The righteousness we are to hunger and thirst after touches every dimension of life. It’s an upward hunger for Christ, the living water and bread of life. It’s an inner moral hunger to honor God in every single thing we do. It’s an outward social hunger to love God’s world which is a world starved for Christ.
The blessing- "for they will be filled."
And here is the blessing, the promise in Matthew 5:6 (NIV). "Blessed are those who hunger and thirst for righteousness, for they will be filled." Psalm 63:1 (NIV) captures the essence of the Christian life. "O God, you are my God, earnestly I seek you; my soul thirsts for you,my body longs for you, in a dry and weary land where there is no water." Here is God's promise in Psalm 42. Notice that the psalmist asks for a trickle of water, but God delivers a waterfall!
Psalm 42
For the director of music. A maskil of the Sons of Korah.
"As the deer pants for streams of water, so my soul pants for you, O God. My soul thirsts for God, for the living God. When can I go and meet with God? My tears have been my food day and night, while men say to me all day long, 'Where is your God?' These things I remember as I pour out my soul: how I used to go with the multitude, leading the procession to the house of God, with shouts of joy and thanksgiving among the festive throng."

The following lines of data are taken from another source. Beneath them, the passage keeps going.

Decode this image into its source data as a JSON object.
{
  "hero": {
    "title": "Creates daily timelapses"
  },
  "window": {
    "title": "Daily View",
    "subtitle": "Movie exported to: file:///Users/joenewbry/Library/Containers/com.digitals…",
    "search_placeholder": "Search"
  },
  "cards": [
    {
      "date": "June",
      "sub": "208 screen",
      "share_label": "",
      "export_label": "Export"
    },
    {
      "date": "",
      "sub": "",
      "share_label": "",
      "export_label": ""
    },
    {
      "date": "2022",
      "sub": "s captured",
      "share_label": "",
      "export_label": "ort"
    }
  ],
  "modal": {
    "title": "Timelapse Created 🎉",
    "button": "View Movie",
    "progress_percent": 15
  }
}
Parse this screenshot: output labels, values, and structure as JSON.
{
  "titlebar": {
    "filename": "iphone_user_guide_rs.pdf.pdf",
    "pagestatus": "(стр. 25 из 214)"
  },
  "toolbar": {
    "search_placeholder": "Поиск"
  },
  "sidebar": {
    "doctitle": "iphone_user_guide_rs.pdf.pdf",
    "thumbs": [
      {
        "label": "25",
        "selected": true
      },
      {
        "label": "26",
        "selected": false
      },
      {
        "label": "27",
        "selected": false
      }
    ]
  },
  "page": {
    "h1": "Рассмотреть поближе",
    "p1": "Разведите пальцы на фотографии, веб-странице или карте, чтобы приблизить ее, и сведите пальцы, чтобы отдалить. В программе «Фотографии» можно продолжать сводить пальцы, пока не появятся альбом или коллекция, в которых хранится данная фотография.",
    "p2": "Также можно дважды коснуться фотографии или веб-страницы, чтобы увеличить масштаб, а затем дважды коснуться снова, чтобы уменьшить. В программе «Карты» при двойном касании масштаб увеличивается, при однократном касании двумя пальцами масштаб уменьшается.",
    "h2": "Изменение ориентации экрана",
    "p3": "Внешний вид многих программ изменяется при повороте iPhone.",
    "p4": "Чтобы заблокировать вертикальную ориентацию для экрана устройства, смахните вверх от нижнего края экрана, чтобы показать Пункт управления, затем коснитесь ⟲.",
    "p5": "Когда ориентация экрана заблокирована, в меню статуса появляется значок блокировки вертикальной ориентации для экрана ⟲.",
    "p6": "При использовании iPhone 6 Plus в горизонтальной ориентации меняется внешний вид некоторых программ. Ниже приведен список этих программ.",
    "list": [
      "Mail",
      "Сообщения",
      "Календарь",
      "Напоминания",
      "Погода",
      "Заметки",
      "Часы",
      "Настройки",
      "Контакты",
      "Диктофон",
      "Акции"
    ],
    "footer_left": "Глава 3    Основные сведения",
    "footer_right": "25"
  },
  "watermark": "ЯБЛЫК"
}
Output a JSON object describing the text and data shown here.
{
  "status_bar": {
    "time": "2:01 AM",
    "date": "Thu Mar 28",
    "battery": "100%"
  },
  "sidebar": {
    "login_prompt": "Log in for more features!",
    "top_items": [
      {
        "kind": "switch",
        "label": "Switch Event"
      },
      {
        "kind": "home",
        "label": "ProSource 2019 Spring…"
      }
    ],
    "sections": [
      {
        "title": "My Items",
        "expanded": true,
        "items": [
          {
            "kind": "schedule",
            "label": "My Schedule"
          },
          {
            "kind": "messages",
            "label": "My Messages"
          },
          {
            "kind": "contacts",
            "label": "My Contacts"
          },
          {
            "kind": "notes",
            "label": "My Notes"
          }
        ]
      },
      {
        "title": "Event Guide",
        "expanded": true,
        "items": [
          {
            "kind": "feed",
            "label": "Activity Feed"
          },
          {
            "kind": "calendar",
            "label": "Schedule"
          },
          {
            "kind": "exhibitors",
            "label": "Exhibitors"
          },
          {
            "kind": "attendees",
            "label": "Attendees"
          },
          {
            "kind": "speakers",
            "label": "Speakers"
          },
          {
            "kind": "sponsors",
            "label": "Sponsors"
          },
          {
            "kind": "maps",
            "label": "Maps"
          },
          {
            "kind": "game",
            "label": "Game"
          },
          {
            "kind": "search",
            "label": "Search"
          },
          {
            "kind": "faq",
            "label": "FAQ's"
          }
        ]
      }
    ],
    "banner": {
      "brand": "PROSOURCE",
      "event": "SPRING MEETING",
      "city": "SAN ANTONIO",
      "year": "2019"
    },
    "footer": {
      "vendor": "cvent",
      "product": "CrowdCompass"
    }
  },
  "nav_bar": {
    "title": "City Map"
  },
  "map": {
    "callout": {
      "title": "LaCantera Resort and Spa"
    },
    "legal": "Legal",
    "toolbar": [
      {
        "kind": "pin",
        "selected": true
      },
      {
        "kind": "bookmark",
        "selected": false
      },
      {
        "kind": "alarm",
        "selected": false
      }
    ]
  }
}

"Why are you downcast, O my soul? Why so disturbed within me? Put your hope in God, for I will yet praise him, my Savior and my God. My soul is downcast within me; therefore I will remember you from the land of the Jordan, the heights of Hermon— from Mount Mizar. Deep calls to deep in the roar of your waterfalls; all your waves and breakers have swept over me."
"By day the LORD directs his love, at night his song is with me— a prayer to the God of my life. I say to God my Rock, 'Why have you forgotten me? Why must I go about mourning, oppressed by the enemy?' My bones suffer mortal agony as my foes taunt me, saying to me all day long, 'Where is your God?' Why are you downcast, O my soul? Why so disturbed within me? Put your hope in God, for I will yet praise him, my Savior and my God."
Are you hungry? Are you thirsty? Hunger and thirst for righteousness, and you will be blessed.